Да уж, конечно, вида, достойного почитания чудесной вихрептицы, не получится: у меня в Большом доме единственная одежда – все тот же комбинезон, в котором я был повязан по рукам и ногам четверо суток назад в процессе дегустации местных веселящих напитков в хижине Хитра. Как же давно это было!

– Разве не ты, многомудрый, перед моим путешествием в Большой дом сказал, что там у меня ни в чем не будет нужды, и что бы мне ни понадобилось, все будет незамедлительно доставлено туда? – язвительно-вежливо напомнил я.

– Сказал, мой повелитель! И от своих слов отказываться не собираюсь! – гордо произнес верховный жрец и громко щелкнул пальцами.

Тотчас же, словно по мановению волшебной палочки, из тьмы возник некто, выглядевший в точности как верховный жрец, только значительно моложе, и учтиво положил у моих ног объемистый сверток.

– Мне неизвестно, в каком облачении полагается служить божествам вашего племени, – прокомментировал происходящее верховный жрец, – но надеюсь, что твой великий бог и чудесная вихрептица не отвергнут почитания, при котором ты предстанешь в одеяниях, предназначенных для служения нашим богам. Ибо то, во что ты одет сейчас, вовсе непригодно для подобного священнодействия.

С этими словами он начал разворачивать сверток, и я увидел такую же, как на моем госте, белую юбку, такие же веревочки с камешками, такую же маску и, в довершение ко всему, еще нечто, что, видимо, являлось ударным музыкальным инструментом.

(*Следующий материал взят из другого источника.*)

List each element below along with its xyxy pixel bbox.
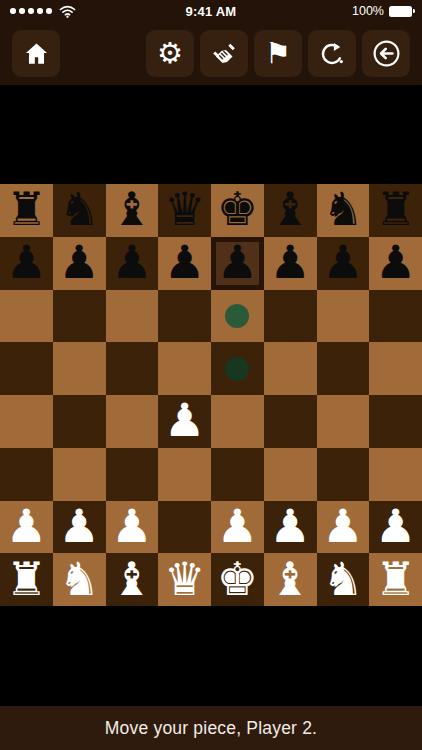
app-screen: 9:41 AM 100% ⚙ — [0, 0, 422, 750]
square-g4[interactable] — [317, 395, 370, 448]
square-c4[interactable] — [106, 395, 159, 448]
square-f3[interactable] — [264, 448, 317, 501]
square-h7[interactable]: ♟ — [369, 237, 422, 290]
square-h1[interactable]: ♜ — [369, 553, 422, 606]
white-knight: ♞ — [59, 556, 100, 602]
black-pawn: ♟ — [375, 239, 416, 285]
white-rook: ♜ — [375, 556, 416, 602]
square-b7[interactable]: ♟ — [53, 237, 106, 290]
black-king: ♚ — [217, 186, 258, 232]
square-h2[interactable]: ♟ — [369, 501, 422, 554]
square-e8[interactable]: ♚ — [211, 184, 264, 237]
back-arrow-icon — [371, 38, 402, 69]
square-b5[interactable] — [53, 342, 106, 395]
square-a7[interactable]: ♟ — [0, 237, 53, 290]
status-bar: 9:41 AM 100% — [0, 0, 422, 22]
white-pawn: ♟ — [59, 503, 100, 549]
square-a5[interactable] — [0, 342, 53, 395]
square-g8[interactable]: ♞ — [317, 184, 370, 237]
turn-message: Move your piece, Player 2. — [105, 718, 317, 739]
white-pawn: ♟ — [375, 503, 416, 549]
legal-move-dot[interactable] — [225, 357, 249, 381]
square-a1[interactable]: ♜ — [0, 553, 53, 606]
square-c6[interactable] — [106, 290, 159, 343]
square-f6[interactable] — [264, 290, 317, 343]
black-pawn: ♟ — [270, 239, 311, 285]
home-button[interactable] — [12, 30, 60, 77]
square-e1[interactable]: ♚ — [211, 553, 264, 606]
restart-button[interactable] — [308, 30, 356, 77]
black-knight: ♞ — [322, 186, 363, 232]
square-d7[interactable]: ♟ — [158, 237, 211, 290]
black-pawn: ♟ — [59, 239, 100, 285]
legal-move-dot[interactable] — [225, 304, 249, 328]
square-b8[interactable]: ♞ — [53, 184, 106, 237]
black-pawn: ♟ — [111, 239, 152, 285]
square-e6[interactable] — [211, 290, 264, 343]
black-pawn: ♟ — [217, 239, 258, 285]
square-b6[interactable] — [53, 290, 106, 343]
square-c1[interactable]: ♝ — [106, 553, 159, 606]
square-f4[interactable] — [264, 395, 317, 448]
wifi-icon — [59, 5, 76, 18]
black-bishop: ♝ — [111, 186, 152, 232]
square-d1[interactable]: ♛ — [158, 553, 211, 606]
flag-icon: ⚑ — [265, 39, 291, 68]
top-chrome: 9:41 AM 100% ⚙ — [0, 0, 422, 85]
black-queen: ♛ — [164, 186, 205, 232]
battery-percent-label: 100% — [352, 4, 384, 18]
black-pawn: ♟ — [322, 239, 363, 285]
square-a2[interactable]: ♟ — [0, 501, 53, 554]
handshake-icon — [210, 40, 238, 68]
square-c3[interactable] — [106, 448, 159, 501]
white-queen: ♛ — [164, 556, 205, 602]
back-button[interactable] — [362, 30, 410, 77]
square-d4[interactable]: ♟ — [158, 395, 211, 448]
white-bishop: ♝ — [111, 556, 152, 602]
square-e5[interactable] — [211, 342, 264, 395]
square-e3[interactable] — [211, 448, 264, 501]
square-c8[interactable]: ♝ — [106, 184, 159, 237]
square-h8[interactable]: ♜ — [369, 184, 422, 237]
gear-icon: ⚙ — [157, 39, 183, 68]
square-g1[interactable]: ♞ — [317, 553, 370, 606]
square-c2[interactable]: ♟ — [106, 501, 159, 554]
chess-board: ♜♞♝♛♚♝♞♜♟♟♟♟♟♟♟♟♟♟♟♟♟♟♟♟♜♞♝♛♚♝♞♜ — [0, 184, 422, 606]
settings-button[interactable]: ⚙ — [146, 30, 194, 77]
battery-icon — [389, 6, 412, 17]
white-king: ♚ — [217, 556, 258, 602]
square-a8[interactable]: ♜ — [0, 184, 53, 237]
square-a4[interactable] — [0, 395, 53, 448]
white-pawn: ♟ — [6, 503, 47, 549]
black-pawn: ♟ — [164, 239, 205, 285]
white-pawn: ♟ — [164, 397, 205, 443]
square-g6[interactable] — [317, 290, 370, 343]
square-h3[interactable] — [369, 448, 422, 501]
square-g5[interactable] — [317, 342, 370, 395]
square-d2[interactable] — [158, 501, 211, 554]
toolbar: ⚙ — [0, 22, 422, 85]
square-d8[interactable]: ♛ — [158, 184, 211, 237]
black-knight: ♞ — [59, 186, 100, 232]
white-pawn: ♟ — [270, 503, 311, 549]
black-rook: ♜ — [375, 186, 416, 232]
white-rook: ♜ — [6, 556, 47, 602]
square-f2[interactable]: ♟ — [264, 501, 317, 554]
square-b1[interactable]: ♞ — [53, 553, 106, 606]
offer-draw-button[interactable] — [200, 30, 248, 77]
message-bar: Move your piece, Player 2. — [0, 706, 422, 750]
square-f8[interactable]: ♝ — [264, 184, 317, 237]
bottom-black-band — [0, 606, 422, 706]
square-b4[interactable] — [53, 395, 106, 448]
home-icon — [23, 40, 50, 67]
square-f5[interactable] — [264, 342, 317, 395]
white-bishop: ♝ — [270, 556, 311, 602]
signal-strength-icon — [10, 8, 52, 14]
white-knight: ♞ — [322, 556, 363, 602]
square-f1[interactable]: ♝ — [264, 553, 317, 606]
square-c5[interactable] — [106, 342, 159, 395]
square-e2[interactable]: ♟ — [211, 501, 264, 554]
square-a6[interactable] — [0, 290, 53, 343]
square-g2[interactable]: ♟ — [317, 501, 370, 554]
square-b2[interactable]: ♟ — [53, 501, 106, 554]
square-f7[interactable]: ♟ — [264, 237, 317, 290]
square-a3[interactable] — [0, 448, 53, 501]
top-black-band — [0, 85, 422, 184]
square-d3[interactable] — [158, 448, 211, 501]
white-pawn: ♟ — [217, 503, 258, 549]
square-g3[interactable] — [317, 448, 370, 501]
square-g7[interactable]: ♟ — [317, 237, 370, 290]
square-e7[interactable]: ♟ — [211, 237, 264, 290]
black-bishop: ♝ — [270, 186, 311, 232]
square-h6[interactable] — [369, 290, 422, 343]
white-pawn: ♟ — [111, 503, 152, 549]
square-d6[interactable] — [158, 290, 211, 343]
black-rook: ♜ — [6, 186, 47, 232]
restart-arrow-icon — [319, 40, 346, 67]
square-e4[interactable] — [211, 395, 264, 448]
black-pawn: ♟ — [6, 239, 47, 285]
white-pawn: ♟ — [322, 503, 363, 549]
square-b3[interactable] — [53, 448, 106, 501]
square-d5[interactable] — [158, 342, 211, 395]
square-c7[interactable]: ♟ — [106, 237, 159, 290]
resign-button[interactable]: ⚑ — [254, 30, 302, 77]
square-h4[interactable] — [369, 395, 422, 448]
square-h5[interactable] — [369, 342, 422, 395]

Господи, этого только не хватало! Деваться, однако, было некуда, и хотя снимать свой комбинезон я отказался наотрез, миновать процедуры облачения в священные одежды все же не удалось. Усилиями обоих жрецов юбка была быстро водружена на меня поверх комбинезона, а с головы стали свешиваться разноцветные веревочки с камешками, готовые при каждом резком повороте туловища описать дугу весьма значительного радиуса, образуя тем самым из вашего покорного слуги некое подобие старинной карусели «гигантские шаги».

Причем мои кутюрье учли и то, что длина волос не позволит вплести эти ленточки мне в шевелюру, и решили проблему с гениальной простотой, прилепив все это хозяйство к голове с помощью какой-то клейкой темной массы, издававшей отвратительный запах. А то, что они не стали предпринимать попыток разрисовать комбинезон своими черно-бело-красно-коричневыми загогулинами, я мог на фоне происходящего рассматривать исключительно как редкое везение и огромное счастье.

Завершив процесс моего облачения в одежды, достойные почитания чудесной вихрептицы, мы все втроем вышли на улицу.

– Никто, кроме нас двоих, не должен быть посвящен в таинство этого обряда, – напомнил я верховному жрецу.

– Да-да, твой верный слуга не забыл об этом, величайший из великих, – с готовностью согласился он и выразительно посмотрел на своего помощника.

Тот без лишних слов попрощался с нами жестом, выражавшим высшую степень почитания, и тут же растворился во тьме.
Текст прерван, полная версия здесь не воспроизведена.